Individual updates can happen to any or all of the 5 tables.
All records are updated as part of a single transaction. Again, either 3 or 5 records will be updated in a single transaction.
Number 2 can be repeated multiple times.
Number 3 can be repeated multiple times.
The application is supposed to display a list of point in time history entries based on records written as single transactions only (points 1,3 and 5 only)
I'm currently having problems with an algorithm that will retrieve historical records based on timestamp data alone.
Adding a HISTORYMASTER table to hold the extra information about transactions seems to partially address the problem. A new record is added into HISTORYMASTER before every transaction.
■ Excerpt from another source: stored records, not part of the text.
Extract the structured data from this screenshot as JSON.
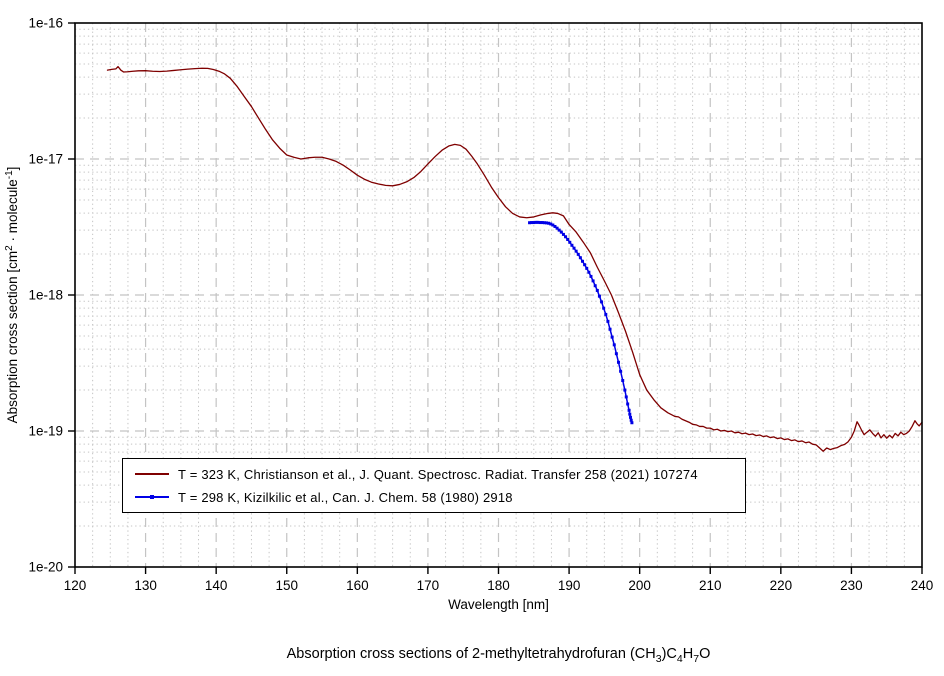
{
  "figure": {
    "xlabel": "Wavelength [nm]",
    "ylabel_parts": [
      {
        "t": "Absorption cross section [cm"
      },
      {
        "t": "2",
        "sup": true
      },
      {
        "t": " · molecule"
      },
      {
        "t": "-1",
        "sup": true
      },
      {
        "t": "]"
      }
    ],
    "caption_parts": [
      {
        "t": "Absorption cross sections of 2-methyltetrahydrofuran (CH"
      },
      {
        "t": "3",
        "sub": true
      },
      {
        "t": ")C"
      },
      {
        "t": "4",
        "sub": true
      },
      {
        "t": "H"
      },
      {
        "t": "7",
        "sub": true
      },
      {
        "t": "O"
      }
    ],
    "x_ticks": [
      120,
      130,
      140,
      150,
      160,
      170,
      180,
      190,
      200,
      210,
      220,
      230,
      240
    ],
    "y_tick_labels": [
      "1e-16",
      "1e-17",
      "1e-18",
      "1e-19",
      "1e-20"
    ],
    "y_tick_exponents": [
      -16,
      -17,
      -18,
      -19,
      -20
    ]
  },
  "chart_data": {
    "type": "line",
    "title": "Absorption cross sections of 2-methyltetrahydrofuran (CH3)C4H7O",
    "xlabel": "Wavelength [nm]",
    "ylabel": "Absorption cross section [cm2 · molecule-1]",
    "x_axis": {
      "scale": "linear",
      "min": 120,
      "max": 240,
      "major_tick": 10,
      "minor_tick": 2.5
    },
    "y_axis": {
      "scale": "log",
      "min": 1e-20,
      "max": 1e-16,
      "tick_labels": [
        "1e-16",
        "1e-17",
        "1e-18",
        "1e-19",
        "1e-20"
      ]
    },
    "grid": {
      "major": "dashed",
      "minor": "dotted",
      "color": "#c4c4c4"
    },
    "legend": {
      "position": "inside-bottom-left",
      "border_color": "#000000",
      "background": "#ffffff"
    },
    "series": [
      {
        "name": "T = 323 K, Christianson et al., J. Quant. Spectrosc. Radiat. Transfer 258 (2021) 107274",
        "color": "#7f0000",
        "marker": "none",
        "line_width": 1.3,
        "points": [
          [
            124.6,
            4.5e-17
          ],
          [
            125.2,
            4.56e-17
          ],
          [
            125.8,
            4.6e-17
          ],
          [
            126.1,
            4.78e-17
          ],
          [
            126.5,
            4.5e-17
          ],
          [
            126.9,
            4.36e-17
          ],
          [
            127.5,
            4.38e-17
          ],
          [
            128.2,
            4.42e-17
          ],
          [
            129,
            4.45e-17
          ],
          [
            130,
            4.46e-17
          ],
          [
            131,
            4.42e-17
          ],
          [
            132,
            4.4e-17
          ],
          [
            133,
            4.43e-17
          ],
          [
            134,
            4.48e-17
          ],
          [
            135,
            4.53e-17
          ],
          [
            136,
            4.58e-17
          ],
          [
            137,
            4.62e-17
          ],
          [
            138,
            4.65e-17
          ],
          [
            138.8,
            4.64e-17
          ],
          [
            139.6,
            4.55e-17
          ],
          [
            140.4,
            4.42e-17
          ],
          [
            141.2,
            4.22e-17
          ],
          [
            142,
            3.92e-17
          ],
          [
            143,
            3.4e-17
          ],
          [
            144,
            2.87e-17
          ],
          [
            145,
            2.43e-17
          ],
          [
            146,
            2e-17
          ],
          [
            147,
            1.65e-17
          ],
          [
            148,
            1.38e-17
          ],
          [
            149,
            1.2e-17
          ],
          [
            150,
            1.07e-17
          ],
          [
            151,
            1.03e-17
          ],
          [
            152,
            1e-17
          ],
          [
            153,
            1.02e-17
          ],
          [
            154,
            1.03e-17
          ],
          [
            155,
            1.03e-17
          ],
          [
            156,
            1e-17
          ],
          [
            157,
            9.6e-18
          ],
          [
            158,
            9e-18
          ],
          [
            159,
            8.3e-18
          ],
          [
            160,
            7.6e-18
          ],
          [
            161,
            7.1e-18
          ],
          [
            162,
            6.75e-18
          ],
          [
            163,
            6.55e-18
          ],
          [
            164,
            6.4e-18
          ],
          [
            165,
            6.35e-18
          ],
          [
            166,
            6.5e-18
          ],
          [
            167,
            6.8e-18
          ],
          [
            168,
            7.3e-18
          ],
          [
            169,
            8.1e-18
          ],
          [
            170,
            9.2e-18
          ],
          [
            171,
            1.04e-17
          ],
          [
            172,
            1.16e-17
          ],
          [
            173,
            1.25e-17
          ],
          [
            173.8,
            1.28e-17
          ],
          [
            174.6,
            1.26e-17
          ],
          [
            175.4,
            1.18e-17
          ],
          [
            176.2,
            1.05e-17
          ],
          [
            177,
            9.2e-18
          ],
          [
            178,
            7.6e-18
          ],
          [
            179,
            6.2e-18
          ],
          [
            180,
            5.2e-18
          ],
          [
            181,
            4.45e-18
          ],
          [
            182,
            3.98e-18
          ],
          [
            183,
            3.75e-18
          ],
          [
            184,
            3.7e-18
          ],
          [
            185,
            3.75e-18
          ],
          [
            186,
            3.88e-18
          ],
          [
            187,
            3.98e-18
          ],
          [
            187.7,
            4.02e-18
          ],
          [
            188.4,
            3.98e-18
          ],
          [
            189.2,
            3.82e-18
          ],
          [
            190,
            3.3e-18
          ],
          [
            191,
            2.9e-18
          ],
          [
            192,
            2.45e-18
          ],
          [
            193,
            2.05e-18
          ],
          [
            194,
            1.6e-18
          ],
          [
            195,
            1.27e-18
          ],
          [
            196,
            1e-18
          ],
          [
            197,
            7.4e-19
          ],
          [
            198,
            5.4e-19
          ],
          [
            199,
            3.8e-19
          ],
          [
            200,
            2.6e-19
          ],
          [
            201,
            2e-19
          ],
          [
            202,
            1.7e-19
          ],
          [
            203,
            1.48e-19
          ],
          [
            204,
            1.36e-19
          ],
          [
            205,
            1.28e-19
          ],
          [
            205.5,
            1.27e-19
          ],
          [
            206,
            1.22e-19
          ],
          [
            206.5,
            1.19e-19
          ],
          [
            207,
            1.16e-19
          ],
          [
            207.5,
            1.12e-19
          ],
          [
            208,
            1.11e-19
          ],
          [
            208.5,
            1.08e-19
          ],
          [
            209,
            1.08e-19
          ],
          [
            209.5,
            1.05e-19
          ],
          [
            210,
            1.05e-19
          ],
          [
            210.5,
            1.02e-19
          ],
          [
            211,
            1.03e-19
          ],
          [
            211.5,
            1e-19
          ],
          [
            212,
            1.01e-19
          ],
          [
            212.5,
            9.9e-20
          ],
          [
            213,
            1e-19
          ],
          [
            213.5,
            9.7e-20
          ],
          [
            214,
            9.8e-20
          ],
          [
            214.5,
            9.55e-20
          ],
          [
            215,
            9.65e-20
          ],
          [
            215.5,
            9.4e-20
          ],
          [
            216,
            9.5e-20
          ],
          [
            216.5,
            9.25e-20
          ],
          [
            217,
            9.35e-20
          ],
          [
            217.5,
            9.1e-20
          ],
          [
            218,
            9.2e-20
          ],
          [
            218.5,
            8.95e-20
          ],
          [
            219,
            9.05e-20
          ],
          [
            219.5,
            8.8e-20
          ],
          [
            220,
            8.9e-20
          ],
          [
            220.5,
            8.65e-20
          ],
          [
            221,
            8.75e-20
          ],
          [
            221.5,
            8.5e-20
          ],
          [
            222,
            8.6e-20
          ],
          [
            222.5,
            8.35e-20
          ],
          [
            223,
            8.45e-20
          ],
          [
            223.5,
            8.2e-20
          ],
          [
            224,
            8.3e-20
          ],
          [
            224.5,
            8e-20
          ],
          [
            225,
            7.9e-20
          ],
          [
            225.5,
            7.5e-20
          ],
          [
            226,
            7.1e-20
          ],
          [
            226.5,
            7.5e-20
          ],
          [
            227,
            7.3e-20
          ],
          [
            227.5,
            7.45e-20
          ],
          [
            228,
            7.55e-20
          ],
          [
            228.5,
            7.8e-20
          ],
          [
            229,
            7.95e-20
          ],
          [
            229.5,
            8.3e-20
          ],
          [
            230,
            9e-20
          ],
          [
            230.4,
            1e-19
          ],
          [
            230.8,
            1.17e-19
          ],
          [
            231.1,
            1.1e-19
          ],
          [
            231.5,
            1e-19
          ],
          [
            231.8,
            9.4e-20
          ],
          [
            232.2,
            9.8e-20
          ],
          [
            232.6,
            1.02e-19
          ],
          [
            233,
            9.6e-20
          ],
          [
            233.4,
            9.15e-20
          ],
          [
            233.8,
            9.7e-20
          ],
          [
            234.2,
            8.9e-20
          ],
          [
            234.6,
            9.4e-20
          ],
          [
            235,
            8.85e-20
          ],
          [
            235.4,
            9.3e-20
          ],
          [
            235.8,
            8.9e-20
          ],
          [
            236.2,
            9.6e-20
          ],
          [
            236.6,
            9.2e-20
          ],
          [
            237,
            9.8e-20
          ],
          [
            237.4,
            9.4e-20
          ],
          [
            237.8,
            9.6e-20
          ],
          [
            238.2,
            1e-19
          ],
          [
            238.6,
            1.08e-19
          ],
          [
            239,
            1.19e-19
          ],
          [
            239.3,
            1.13e-19
          ],
          [
            239.6,
            1.09e-19
          ],
          [
            240,
            1.16e-19
          ]
        ]
      },
      {
        "name": "T = 298 K, Kizilkilic et al., Can. J. Chem. 58 (1980) 2918",
        "color": "#0000e6",
        "marker": "square",
        "marker_size": 3,
        "line_width": 1.5,
        "points": [
          [
            184.4,
            3.4e-18
          ],
          [
            184.7,
            3.41e-18
          ],
          [
            185.0,
            3.41e-18
          ],
          [
            185.3,
            3.42e-18
          ],
          [
            185.6,
            3.42e-18
          ],
          [
            185.9,
            3.41e-18
          ],
          [
            186.2,
            3.41e-18
          ],
          [
            186.5,
            3.4e-18
          ],
          [
            186.8,
            3.39e-18
          ],
          [
            187.1,
            3.37e-18
          ],
          [
            187.4,
            3.33e-18
          ],
          [
            187.7,
            3.27e-18
          ],
          [
            188.0,
            3.19e-18
          ],
          [
            188.3,
            3.1e-18
          ],
          [
            188.6,
            3e-18
          ],
          [
            188.9,
            2.9e-18
          ],
          [
            189.2,
            2.79e-18
          ],
          [
            189.5,
            2.68e-18
          ],
          [
            189.8,
            2.56e-18
          ],
          [
            190.1,
            2.44e-18
          ],
          [
            190.4,
            2.32e-18
          ],
          [
            190.7,
            2.21e-18
          ],
          [
            191.0,
            2.1e-18
          ],
          [
            191.3,
            1.99e-18
          ],
          [
            191.6,
            1.88e-18
          ],
          [
            191.9,
            1.77e-18
          ],
          [
            192.2,
            1.67e-18
          ],
          [
            192.5,
            1.57e-18
          ],
          [
            192.8,
            1.47e-18
          ],
          [
            193.1,
            1.37e-18
          ],
          [
            193.4,
            1.27e-18
          ],
          [
            193.7,
            1.17e-18
          ],
          [
            194.0,
            1.08e-18
          ],
          [
            194.3,
            9.8e-19
          ],
          [
            194.6,
            8.9e-19
          ],
          [
            194.9,
            8e-19
          ],
          [
            195.2,
            7.2e-19
          ],
          [
            195.5,
            6.4e-19
          ],
          [
            195.8,
            5.6e-19
          ],
          [
            196.1,
            4.9e-19
          ],
          [
            196.4,
            4.3e-19
          ],
          [
            196.7,
            3.7e-19
          ],
          [
            197.0,
            3.2e-19
          ],
          [
            197.3,
            2.75e-19
          ],
          [
            197.6,
            2.35e-19
          ],
          [
            197.9,
            2e-19
          ],
          [
            198.1,
            1.78e-19
          ],
          [
            198.3,
            1.58e-19
          ],
          [
            198.5,
            1.42e-19
          ],
          [
            198.6,
            1.33e-19
          ],
          [
            198.7,
            1.26e-19
          ],
          [
            198.8,
            1.2e-19
          ],
          [
            198.9,
            1.15e-19
          ]
        ]
      }
    ]
  }
}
New HISTORYMASTER.ID is saved into each entity table during a transaction.
Point in time history can be retrieved by selecting the first record for a particular HISTORYMASTER.ID (ordered by timestamp)
Is there any more optimal way to manage audit tables based on AFTER (UPDATE, DELETE) TRIGGERs for entities spanning multiple tables?
Your HistoryMaster seems similar to how we have addressed history of multiple related items in one of our systems. By having a single point to hang all the related changes from in the history table, it is easy to then create a view that uses the history master as the hub and attached the related information. It also allows you to not create records in the history where an audit is not desired.
In our case the primary tables were called EntityAudit (where entity was the "primary" item being retained) and all data was stored EntityHistory tables related back to the Audit. In our case we were using a data layer for business rules, so it was easy to insert the audit rules into the data layer itself. I feel that the data layer is an optimal point for such tracking if and only if all modifications use that data layer. If you have multiple applications using distinct data layers (or none at all) then I suspect that a trigger than creates the master record is pretty much the only way to go.
If you don't have additional information to track in the Audit (we track the user who made the change, for example, something not on the main tables) then I would contemplate putting the extra Audit ID on the "primary" record itself. Your description does not seem to indicate you are interested in the minor changes to individual tables, but only changes that update the entire entity set (although I may be miss reading that). I would only do so if you don't care about the minor edits though. In our case, we needed to track all changes, even to the related records.
Note that the use of an Audit/Master table has an advantage in that you are making minimal changes to the History tables as compared to the source tables: a single AuditID (in our case, a Guid, although autonumbers would be fine in non distributed databases).
Can you add a TimeStamp / RowVersion datatype column to the entity master table, and associate all the audit records with that?
But an Update to any of the "child" tables will need to update the Master entity table to force the TimeStamp / RowVersion to change :(
Or stick a GUID in there that you freshen whenever one of the associated records changes.
Thinking that through, out loud, it may be better to have a table joined 1:1 to Master Entity that only contains the Master Entity ID and the "version number" fo the record - either TimeSTamp / RowVersion, GUID, incremented number, or something else.
I think it's a symptom of trying to capture "abstract" audit events at the lowest level of your application stack - the database.
If it's possible consider trapping the audit events in your business layer. This would allow you to capture the history per logical transaction rather than on a row-by-row basis. The date/time is unreliable for resolving things like this as it can be different for different rows, and the same for concurrent (or closely spaced) transactions.
I understand that you've asked how to do this in DB triggers though. I don't know about SQL Server, but in Oracle you can overcome this by using the DBMS_TRANSACTION.LOCAL_TRANSACTION_ID system package to return the ID for the current transaction. If you can retrieve an equivalent SQLServer value, then you can use this to tie the record updates for the current transaction together into a logical package.